Francis Brown President of Union Theological Seminary; honored in two continents for his labors on the Old Testament, which modern learning has made new; wise and trusted Christian teacher of whose attainments his nation is proud;

Doctor of Letters:

Frederick Jackson Turner, a delegate from the University of Wisconsin; a pioneer in American history, who has set forth in memorable pages the vast influence of Western expansion upon the civilization of our country;

Doctor of Laws:

John Henry Wigmore, delegate from Northwestern University; author of a monumental treatise on the Law of Evidence, a jurist in a day when lawyers are many and jurists rare;

Doctor of Letters:

Francis Barton Gummere, a delegate from Haverford College; a man of letters with a command of literature profound and wide; delightful writer on the origin of English poetry, whose love of song has made the history of song more lovely;

Doctor of Science:

Arthur Amos Noyes, chemist of renown; a leader of research in physical chemistry.
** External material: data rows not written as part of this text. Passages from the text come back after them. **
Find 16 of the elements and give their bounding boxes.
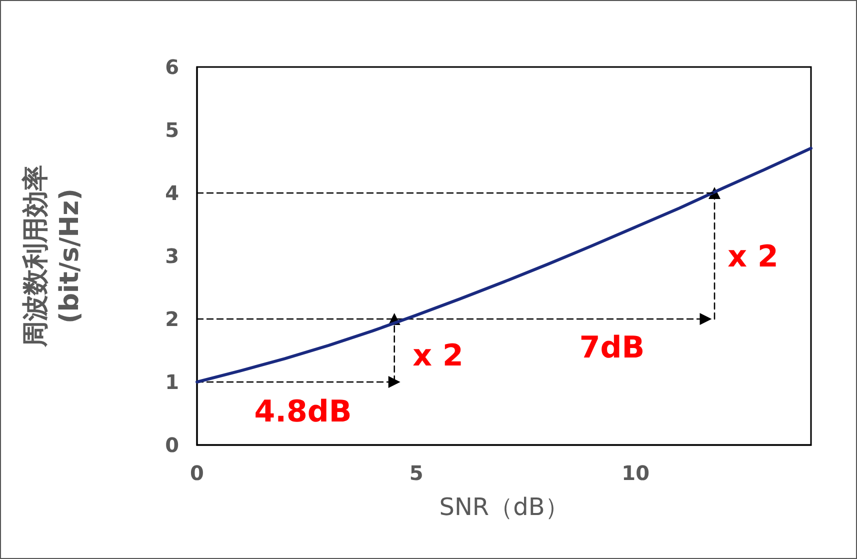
annotation: x 2	[412, 338, 464, 374]
y-tick-label: 1	[165, 370, 179, 394]
annotation: x 2	[728, 240, 778, 274]
x-tick-label: 5	[409, 461, 424, 485]
x-tick-label: 10	[622, 461, 650, 485]
y-tick-label: 0	[165, 433, 179, 457]
y-tick-label: 2	[165, 307, 179, 331]
y-axis-title: 周波数利用効率 (bit/s/Hz)	[21, 165, 85, 348]
y-tick-label: 5	[165, 118, 179, 142]
annotation: 4.8dB	[254, 394, 352, 430]
y-tick-label: 6	[165, 55, 179, 79]
y-tick-label: 4	[165, 181, 179, 205]
y-tick-label: 3	[165, 244, 179, 268]
x-tick-label: 0	[190, 461, 204, 485]
x-axis-title: SNR（dB）	[439, 493, 569, 521]
annotation: 7dB	[579, 330, 645, 366]
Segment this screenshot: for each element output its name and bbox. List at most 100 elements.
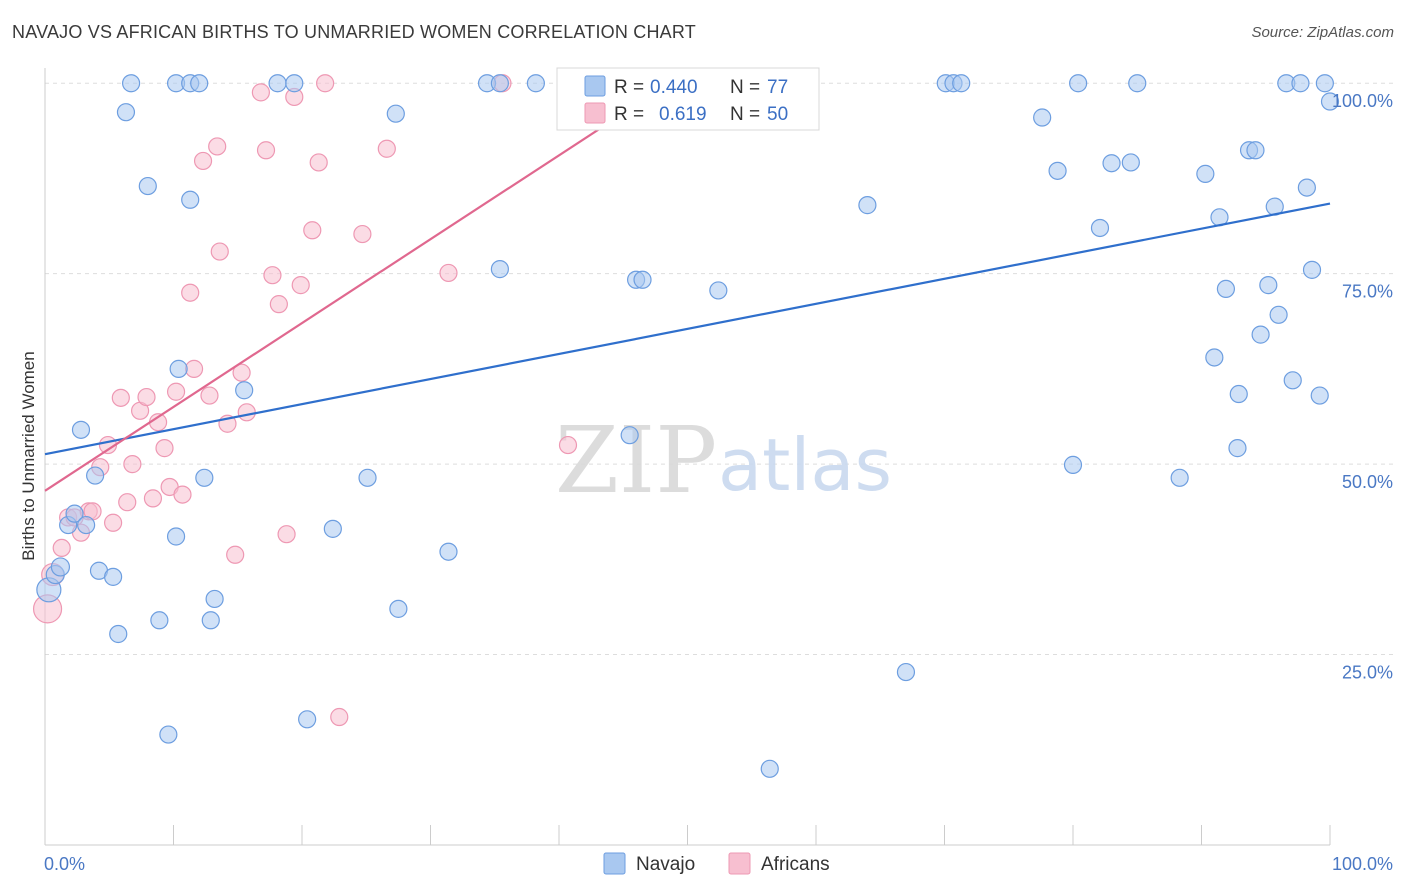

As Professor at the Massachusetts Institute of Technology, and recently its head, our neighbor, our fellow-laborer and our friend;

Doctor of Laws:

Edmund Janes James, President of the University of Illinois, under whose inspiring touch it has risen to the front rank among American universities;

Doctor of Letters:

Henry Morris Stephens delegate from the University of California; brilliant historian in many fields; careless of fame, but spending himself without stint to teach others a love of history;

Doctor of Laws:

Jacob Gould Schurman, philosopher, educator and colonial administrator; President of Cornell University, a pioneer among colleges, founded on new principles that have borne abundant fruit;

Doctor of Science:

Edward Bradford Titchener, a delegate from Cornell; thorough and exact in methods of work in a new and rich field, his researches in experimental psychology have enlarged the bounds of human knowledge;

Doctor of Laws:

Ira Remsen, President of Johns Hopkins University; eminent for his researches in chemistry; a public-spirited citizen; and worthy to lead the university that first taught our country the higher training of scholars;

Doctor of Laws:

Henry Pratt Judson, a scholar in law and in political science; President of the University of Chicago, which escaped the pains and perils of youth, and was born, fully equipped, into the fellowship of great universities;

Doctor of Science:

Elihu Thomson, prolific in research and invention; a magician who by the witcheraft of science has subdued electricity to the service of man.